Therapy of Distance
In the modern world, does distance matter? I think the answer is "yes" - but distance is now measured in time, not miles.
In 1976, the year of America’s bicentennial, Daniel J. Boorstin, the Librarian of Congress and long-time social commentator, gave a series of lectures that were published later that year. I read this collection around 1980 and one of his lectures, the one titled “The Therapy of Distance” stuck with me.
In this lecture Boorstin advanced the idea that geography – specifically the Atlantic Ocean, helped launch “a novel experiment in democracy that grew as the American colonies expanded.”
Interestingly, during the time the colonists were building settlements, the people of Ireland were contemplating independence as well, but being separated by only a few miles of water did not have the advantage three thousand miles of oceans, storms and wind provided the English Colonies in the New World.
Boorstin wrote:
“While Cromwell’s army could master next-door Ireland, neither he nor his successors could effectively assert the power of the English Parliament over the transatlantic Americans. Three thousand miles of ocean accomplished what could not be accomplished by a thousand years of history. The Atlantic Ocean proved a more effective advocate than all the constitutional lawyers of Ireland.”
When the Pilgrims landed at Plymouth Rock, they did so by error of navigation and a spate of bad weather. They “had intended to settle at the mouth of the Hudson River, which was still well within the Virginia Company’s northern boundaries.”
But they missed their mark.
Their right “to settle in the New World came from a patent that they had received from the Virginia Company of London, who authorized them to establish ‘a particular plantation’ wherever they wished within the domain of the company.”
If they had landed where intended, they would have had a pre-ordained government, specified in their patent from the Virginia Company and would have had no need for a new instrument of government, which originated in the form of the Mayflower Compact, “the primary document of self-government in the British colonies in North America.”
I was considering this in the context of our modern world and how technology has reduced the impact of physical distance and wondered if distance mattered anymore.
Then I realized “distance” can also be measured in units of time. While we have increased the velocity of our world, there are still some processes that, in comparison, move at glacial speed.
Think of our judicial system.
In the past, court decisions moved slowly through the initial trial, the appeals process and on to the Supreme Court. It was a slow and laborious process in the days when documents traveled from point to point on horseback. The era of planes, trains, automobiles, and the Internet sped document transfer, literally to the speed of light – but the old, constitutionally prescribed processes remained.

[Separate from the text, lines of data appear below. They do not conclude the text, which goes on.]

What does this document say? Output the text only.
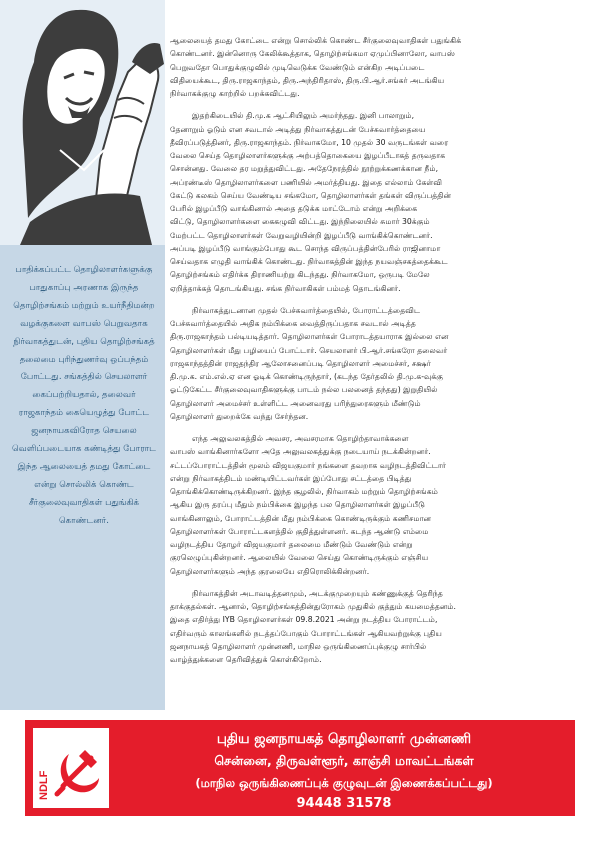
பாதிக்கப்பட்ட தொழிலாளர்களுக்கு

பாதுகாப்பு அரணாக இருந்த

தொழிற்சங்கம் மற்றும் உயர்நீதிமன்ற

வழக்குகளை வாபஸ் பெறுவதாக

நிர்வாகத்துடன், புதிய தொழிற்சங்கத்

தலைமை புரிந்துணர்வு ஒப்பந்தம்

போட்டது. சங்கத்தில் செயலாளர்

கைப்பற்றியதால், தலைவர்

ராஜகாந்தம் கையெழுத்து போட்ட

ஜனநாயகவிரோத செயலை

வெளிப்படையாக கண்டித்து போராட

இந்த ஆலையைத் தமது கோட்டை

என்று சொல்லிக் கொண்ட

சீர்குலைவுவாதிகள் பதுங்கிக்

கொண்டனர்.

ஆலையைத் தமது கோட்டை என்று சொல்லிக் கொண்ட சீர்குலைவுவாதிகள் பதுங்கிக்

கொண்டனர். இன்னொரு கேலிக்கூத்தாக, தொழிற்சங்கமா ஏமுப்பினாலோ, வாபஸ்

பெறுவதோ பொதுக்குழுவில் முடிவெடுக்க வேண்டும் என்கிற அடிப்படை

விதியைக்கூட, திரு.ராஜகாந்தம், திரு.அந்திரிதாஸ், திரு.பி.ஆர்.சங்கர் அடங்கிய

நிர்வாகக்குழு காற்றில் பறக்கவிட்டது.

இதற்கிடையில் தி.மு.க ஆட்சியிலும் அமர்ந்தது. இனி பாலாறும்,

தேனாறும் ஓடும் என சவடால் அடித்து நிர்வாகத்துடன் பேச்சுவார்த்தையை

தீவிரப்படுத்தினர், திரு.ராஜகாந்தம். நிர்வாகமோ, 10 முதல் 30 வருடங்கள் வரை

வேலை செய்த தொழிலாளர்களுக்கு அற்பத்தொகையை இழப்பீடாகத் தருவதாக

சொன்னது. வேலை தர மறுத்துவிட்டது. அதேநேரத்தில் நூற்றுக்கணக்கான நீம்,

அப்ரண்டீஸ் தொழிலாளர்களை பணியில் அமர்த்தியது. இதை எல்லாம் கேள்வி

கேட்டு கலகம் செய்ய வேண்டிய சங்கமோ, தொழிலாளர்கள் தங்கள் விருப்பத்தின்

பேரில் இழப்பீடு வாங்கினால் அதை தடுக்க மாட்டோம் என்று அறிக்கை

விட்டு, தொழிலாளர்களை கைகழுவி விட்டது. இந்நிலையில் சுமார் 30க்கும்

மேற்பட்ட தொழிலாளர்கள் வேறுவழியின்றி இழப்பீடு வாங்கிக்கொண்டனர்.

அப்படி இழப்பீடு வாங்கும்போது கூட சொந்த விருப்பத்தின்பேரில் ராஜினாமா

செய்வதாக எழுதி வாங்கிக் கொண்டது. நிர்வாகத்தின் இந்த நயவஞ்சகத்தைக்கூட

தொழிற்சங்கம் எதிர்க்க திராணியற்று கிடந்தது. நிர்வாகமோ, ஒருபடி மேலே

ஏறித்தாக்கத் தொடங்கியது. சங்க நிர்வாகிகள் பம்மத் தொடங்கினர்.

நிர்வாகத்துடனான முதல் பேச்சுவார்த்தையில், போராட்டத்தைவிட

பேச்சுவார்த்தையில் அதிக நம்பிக்கை வைத்திருப்பதாக சவடால் அடித்த

திரு.ராஜகாந்தம் பல்டியடித்தார். தொழிலாளர்கள் போராடத்தயாராக இல்லை என

தொழிலாளர்கள் மீது பழியைப் போட்டார். செயலாளர் பி.ஆர்.சங்கரோ தலைவர்

ராஜகாந்தத்தின் ராஜதந்திர ஆலோசனைப்படி தொழிலாளர் அமைச்சர், சக்ஷர்

தி.மு.க. எம்.எல்.ஏ என ஓடிக் கொண்டிருந்தார், (கடந்த தேர்தலில் தி.மு.க-வுக்கு

ஓட்டுகேட்ட சீர்குலைவுவாதிகளுக்கு பாடம் நல்ல பலனைத் தந்தது) இறுதியில்

தொழிலாளர் அமைச்சர் உள்ளிட்ட அனைவரது பரிந்துரைகளும் மீண்டும்

தொழிலாளர் துறைக்கே வந்து சேர்ந்தன.

எந்த அலுவலகத்தில் அவசர, அவசரமாக தொழிற்தாவாக்களை

வாபஸ் வாங்கினார்களோ அதே அலுவலகத்துக்கு நடையாய் நடக்கின்றனர்.

சட்டப்போராட்டத்தின் மூலம் விஜயகுமார் நங்களை தவறாக வழிநடத்திவிட்டார்

என்று நிர்வாகத்திடம் மண்டியிட்டவர்கள் இப்போது சட்டத்தை பிடித்து

தொங்கிக்கொண்டிருக்கிறனர். இந்த சூழலில், நிர்வாகம் மற்றும் தொழிற்சங்கம்

ஆகிய இரு தரப்பு மீதும் நம்பிக்கை இழந்த பல தொழிலாளர்கள் இழப்பீடு

வாங்கினாலும், போராட்டத்தின் மீது நம்பிக்கை கொண்டிருக்கும் கணிசமான

தொழிலாளர்கள் போராட்டகளத்தில் குதித்துள்ளனர். கடந்த ஆண்டு எம்மை

வழிநடத்திய தோழர் விஜயகுமார் தலைமை மீண்டும் வேண்டும் என்று

குரலெழுப்புகின்றனர். ஆலையில் வேலை செய்து கொண்டிருக்கும் எஞ்சிய

தொழிலாளர்களும் அந்த குரலையே எதிரொலிக்கின்றனர்.

நிர்வாகத்தின் அடாவடித்தனமும், அடக்குமுறையும் கண்ணுக்குத் தெரிந்த

தாக்குதல்கள். ஆனால், தொழிற்சங்கத்தின்துரோகம் முதுகில் குத்தும் கயமைத்தனம்.

இதை எதிர்த்து IYB தொழிலாளர்கள் 09.8.2021 அன்று நடத்திய போராட்டம்,

எதிர்வரும் காலங்களில் நடத்தப்போகும் போராட்டங்கள் ஆகியவற்றுக்கு புதிய

ஜனநாயகத் தொழிலாளர் முன்னணி, மாநில ஒருங்கிணைப்புக்குழு சார்பில்

வாழ்த்துக்களை தெரிவித்துக் கொள்கிறோம்.

NDLF
புதிய ஜனநாயகத் தொழிலாளர் முன்னணி
சென்னை, திருவள்ளூர், காஞ்சி மாவட்டங்கள்
(மாநில ஒருங்கிணைப்புக் குழுவுடன் இணைக்கப்பட்டது)
94448 31578
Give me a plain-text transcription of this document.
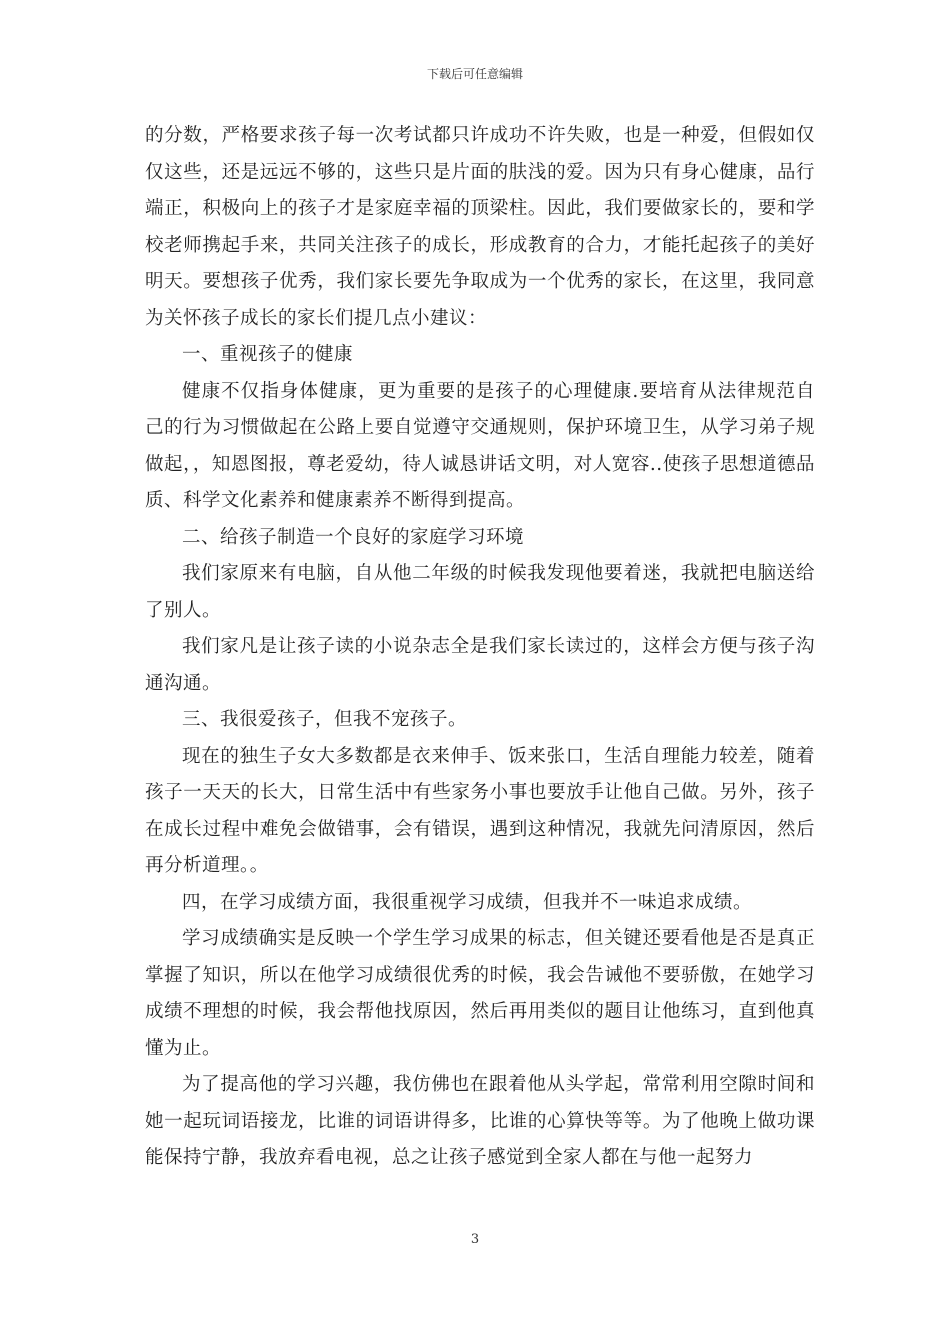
下载后可任意编辑

的分数，严格要求孩子每一次考试都只许成功不许失败，也是一种爱，但假如仅仅这些，还是远远不够的，这些只是片面的肤浅的爱。因为只有身心健康，品行端正，积极向上的孩子才是家庭幸福的顶梁柱。因此，我们要做家长的，要和学校老师携起手来，共同关注孩子的成长，形成教育的合力，才能托起孩子的美好明天。要想孩子优秀，我们家长要先争取成为一个优秀的家长，在这里，我同意为关怀孩子成长的家长们提几点小建议：

一、重视孩子的健康

健康不仅指身体健康，更为重要的是孩子的心理健康.要培育从法律规范自己的行为习惯做起在公路上要自觉遵守交通规则，保护环境卫生，从学习弟子规做起，，知恩图报，尊老爱幼，待人诚恳讲话文明，对人宽容..使孩子思想道德品质、科学文化素养和健康素养不断得到提高。

二、给孩子制造一个良好的家庭学习环境

我们家原来有电脑，自从他二年级的时候我发现他要着迷，我就把电脑送给了别人。

我们家凡是让孩子读的小说杂志全是我们家长读过的，这样会方便与孩子沟通沟通。

三、我很爱孩子，但我不宠孩子。

现在的独生子女大多数都是衣来伸手、饭来张口，生活自理能力较差，随着孩子一天天的长大，日常生活中有些家务小事也要放手让他自己做。另外，孩子在成长过程中难免会做错事，会有错误，遇到这种情况，我就先问清原因，然后再分析道理。。

四，在学习成绩方面，我很重视学习成绩，但我并不一味追求成绩。

学习成绩确实是反映一个学生学习成果的标志，但关键还要看他是否是真正掌握了知识，所以在他学习成绩很优秀的时候，我会告诫他不要骄傲，在她学习成绩不理想的时候，我会帮他找原因，然后再用类似的题目让他练习，直到他真懂为止。

为了提高他的学习兴趣，我仿佛也在跟着他从头学起，常常利用空隙时间和她一起玩词语接龙，比谁的词语讲得多，比谁的心算快等等。为了他晚上做功课能保持宁静，我放弃看电视，总之让孩子感觉到全家人都在与他一起努力

3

It often takes years for a lawsuit to be filed, a state level court rendering a decision and then for that decision to make its way through the appeals process and then to SCOTUS, and then the Black Robes must decide whether to hear it or not.
Democrats have mastered the technique of using that time lag to implement policies. They know that by the time the challenges are completed, even if the final decision does not go their way, they will achieve most, if not all, of their policy objectives.
The distance that prevents defeat of their policies in this case is time.
The therapy of distance is still a thing, it is just the distance is now measured in ticks of a clock instead of time.
If you are interested, the lecture Boorstin gave is here. I highly recommend it, it is well worth a read.



Many of Boorstin's writings are worthy reads. 'The Americans: The colonial experience' in particular reset my perception of why the 'American' experiment succeeded when I first read it years ago. Thx for the reminder.